With a growing population of over 208 million people, Pakistan urgently needs new housing. Its housing shortage is estimated at around 10 million units and is expected to increase by 400,000 units per year. Growing urbanization, continued increases in the cost of land and building materials, and low levels of mortgage lending have also all contributed to the country’s housing deficit.

The study indicates that housing finance has the potential to grow in Pakistan and that with the right products, systems and finance, mortgage finance can be scaled up to 26 cities, with the potential to reach around 500,000 additional customers. in different income segments.

An additional $3.8 billion in loan volume can be created in the mortgage finance market by existing and new housing finance players, to serve around 500,000 customers, according to one study.

The Government of Pakistan is currently providing a Housing Funding Booster Grant under which housing up to 250 square meters and flats or flats with covered areas of up to 2,000 square feet are funded. by the FIs for the new owners.

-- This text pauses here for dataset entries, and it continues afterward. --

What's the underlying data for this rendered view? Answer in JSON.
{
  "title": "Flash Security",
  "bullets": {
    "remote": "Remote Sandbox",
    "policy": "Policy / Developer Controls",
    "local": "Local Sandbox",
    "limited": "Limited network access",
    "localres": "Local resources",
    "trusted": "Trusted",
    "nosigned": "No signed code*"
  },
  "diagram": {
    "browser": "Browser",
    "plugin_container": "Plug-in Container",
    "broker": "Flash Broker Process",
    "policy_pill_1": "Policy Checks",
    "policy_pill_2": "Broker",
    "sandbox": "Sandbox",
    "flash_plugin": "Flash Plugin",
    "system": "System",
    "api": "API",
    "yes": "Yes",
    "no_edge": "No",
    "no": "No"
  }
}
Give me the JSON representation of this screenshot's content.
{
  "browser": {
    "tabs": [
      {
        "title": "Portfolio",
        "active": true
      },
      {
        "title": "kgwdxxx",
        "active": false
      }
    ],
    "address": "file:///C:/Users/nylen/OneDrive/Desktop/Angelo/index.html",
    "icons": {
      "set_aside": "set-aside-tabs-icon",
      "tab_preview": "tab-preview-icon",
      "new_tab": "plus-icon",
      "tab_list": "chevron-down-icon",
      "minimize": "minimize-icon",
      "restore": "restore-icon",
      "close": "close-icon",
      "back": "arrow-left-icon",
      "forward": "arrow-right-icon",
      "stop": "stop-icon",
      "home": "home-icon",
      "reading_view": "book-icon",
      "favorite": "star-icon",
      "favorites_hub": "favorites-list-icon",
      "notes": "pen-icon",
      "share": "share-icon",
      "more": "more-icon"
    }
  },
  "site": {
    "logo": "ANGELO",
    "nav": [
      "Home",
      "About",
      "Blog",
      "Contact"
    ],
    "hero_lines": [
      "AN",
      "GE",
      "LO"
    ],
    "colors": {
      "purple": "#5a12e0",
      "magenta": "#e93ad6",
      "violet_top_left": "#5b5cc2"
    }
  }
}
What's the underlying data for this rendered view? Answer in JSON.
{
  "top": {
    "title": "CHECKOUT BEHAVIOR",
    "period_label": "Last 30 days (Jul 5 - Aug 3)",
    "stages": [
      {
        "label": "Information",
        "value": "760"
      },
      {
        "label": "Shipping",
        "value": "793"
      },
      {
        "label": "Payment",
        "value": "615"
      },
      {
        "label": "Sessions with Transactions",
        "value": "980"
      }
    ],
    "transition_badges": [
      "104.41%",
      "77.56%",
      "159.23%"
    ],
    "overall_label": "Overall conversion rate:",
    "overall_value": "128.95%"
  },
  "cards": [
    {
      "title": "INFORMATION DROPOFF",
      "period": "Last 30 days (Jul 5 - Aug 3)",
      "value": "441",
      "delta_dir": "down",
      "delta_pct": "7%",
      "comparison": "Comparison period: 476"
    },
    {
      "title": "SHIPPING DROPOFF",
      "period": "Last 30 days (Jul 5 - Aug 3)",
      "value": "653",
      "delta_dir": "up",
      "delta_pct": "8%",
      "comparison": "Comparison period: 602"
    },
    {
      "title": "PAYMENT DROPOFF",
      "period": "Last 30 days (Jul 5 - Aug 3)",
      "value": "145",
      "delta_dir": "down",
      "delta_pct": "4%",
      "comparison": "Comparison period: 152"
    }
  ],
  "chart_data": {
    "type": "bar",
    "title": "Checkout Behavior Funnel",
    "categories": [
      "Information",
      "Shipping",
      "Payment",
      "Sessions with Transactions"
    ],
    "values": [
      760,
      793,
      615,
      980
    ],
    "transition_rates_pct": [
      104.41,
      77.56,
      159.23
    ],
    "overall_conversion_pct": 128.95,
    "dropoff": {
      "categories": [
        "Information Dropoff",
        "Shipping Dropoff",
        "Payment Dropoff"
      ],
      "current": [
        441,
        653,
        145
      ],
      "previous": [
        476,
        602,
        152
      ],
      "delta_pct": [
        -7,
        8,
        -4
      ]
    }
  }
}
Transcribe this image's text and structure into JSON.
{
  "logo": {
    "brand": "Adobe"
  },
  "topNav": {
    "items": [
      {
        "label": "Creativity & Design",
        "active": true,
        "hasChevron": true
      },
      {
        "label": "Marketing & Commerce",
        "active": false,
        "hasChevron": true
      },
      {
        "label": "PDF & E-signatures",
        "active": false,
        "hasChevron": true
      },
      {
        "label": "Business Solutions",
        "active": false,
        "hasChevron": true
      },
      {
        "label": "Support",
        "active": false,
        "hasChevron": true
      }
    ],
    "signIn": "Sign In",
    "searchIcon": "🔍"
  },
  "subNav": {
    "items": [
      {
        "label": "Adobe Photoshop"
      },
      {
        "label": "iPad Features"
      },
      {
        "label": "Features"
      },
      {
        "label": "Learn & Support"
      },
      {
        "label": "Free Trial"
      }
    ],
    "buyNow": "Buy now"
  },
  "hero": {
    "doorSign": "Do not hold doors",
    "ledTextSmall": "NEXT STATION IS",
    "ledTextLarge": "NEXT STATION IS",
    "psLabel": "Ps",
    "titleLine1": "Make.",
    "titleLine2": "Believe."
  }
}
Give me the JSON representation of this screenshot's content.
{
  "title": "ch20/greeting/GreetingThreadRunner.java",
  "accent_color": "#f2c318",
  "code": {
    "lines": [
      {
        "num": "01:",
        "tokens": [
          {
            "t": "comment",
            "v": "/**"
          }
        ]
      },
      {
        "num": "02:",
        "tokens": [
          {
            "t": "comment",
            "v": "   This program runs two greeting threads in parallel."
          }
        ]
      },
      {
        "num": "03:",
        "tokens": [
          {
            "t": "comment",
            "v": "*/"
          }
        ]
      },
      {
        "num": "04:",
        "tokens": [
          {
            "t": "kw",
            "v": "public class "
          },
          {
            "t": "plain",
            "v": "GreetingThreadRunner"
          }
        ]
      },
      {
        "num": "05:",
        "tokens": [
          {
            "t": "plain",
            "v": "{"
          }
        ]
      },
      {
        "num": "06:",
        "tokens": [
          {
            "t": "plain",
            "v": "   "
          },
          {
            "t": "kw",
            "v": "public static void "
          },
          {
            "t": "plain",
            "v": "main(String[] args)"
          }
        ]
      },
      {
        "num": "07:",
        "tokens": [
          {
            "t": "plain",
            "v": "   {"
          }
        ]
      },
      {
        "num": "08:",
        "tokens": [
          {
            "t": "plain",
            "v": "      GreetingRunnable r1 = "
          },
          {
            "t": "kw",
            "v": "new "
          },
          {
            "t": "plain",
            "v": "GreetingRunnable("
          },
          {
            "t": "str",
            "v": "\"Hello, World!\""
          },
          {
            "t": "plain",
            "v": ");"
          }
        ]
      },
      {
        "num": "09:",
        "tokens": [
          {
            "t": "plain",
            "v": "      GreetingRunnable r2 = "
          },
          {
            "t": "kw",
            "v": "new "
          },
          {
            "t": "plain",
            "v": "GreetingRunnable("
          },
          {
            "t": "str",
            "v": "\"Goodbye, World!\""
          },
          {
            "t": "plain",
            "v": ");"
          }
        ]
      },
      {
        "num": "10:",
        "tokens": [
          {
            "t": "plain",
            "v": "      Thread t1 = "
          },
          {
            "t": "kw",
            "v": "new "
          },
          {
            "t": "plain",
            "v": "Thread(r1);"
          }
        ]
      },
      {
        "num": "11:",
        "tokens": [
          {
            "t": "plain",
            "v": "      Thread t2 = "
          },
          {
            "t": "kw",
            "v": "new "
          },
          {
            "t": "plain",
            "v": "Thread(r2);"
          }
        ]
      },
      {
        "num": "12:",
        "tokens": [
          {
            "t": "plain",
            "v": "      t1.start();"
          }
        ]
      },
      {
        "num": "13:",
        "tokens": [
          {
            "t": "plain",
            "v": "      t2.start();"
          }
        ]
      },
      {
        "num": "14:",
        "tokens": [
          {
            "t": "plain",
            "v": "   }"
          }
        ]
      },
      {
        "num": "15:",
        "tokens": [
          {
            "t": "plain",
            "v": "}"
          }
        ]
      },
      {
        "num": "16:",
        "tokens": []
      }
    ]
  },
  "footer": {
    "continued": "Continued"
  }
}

The financing features subsidized pricing of up to 9pc per year for a maximum term of 10 years and a maximum loan size of $62,500.

The supplemental grant scheme is complemented by the provision of low-cost housing to low-income groups by Naya Pakistan Housing and Development Authority (NAPHDA), where housing finance is available from financial institutions for a maximum amount of $16,875 for a unit of up to 125 square meters and apartment or apartment with a covered area of ​​up to 850 square feet.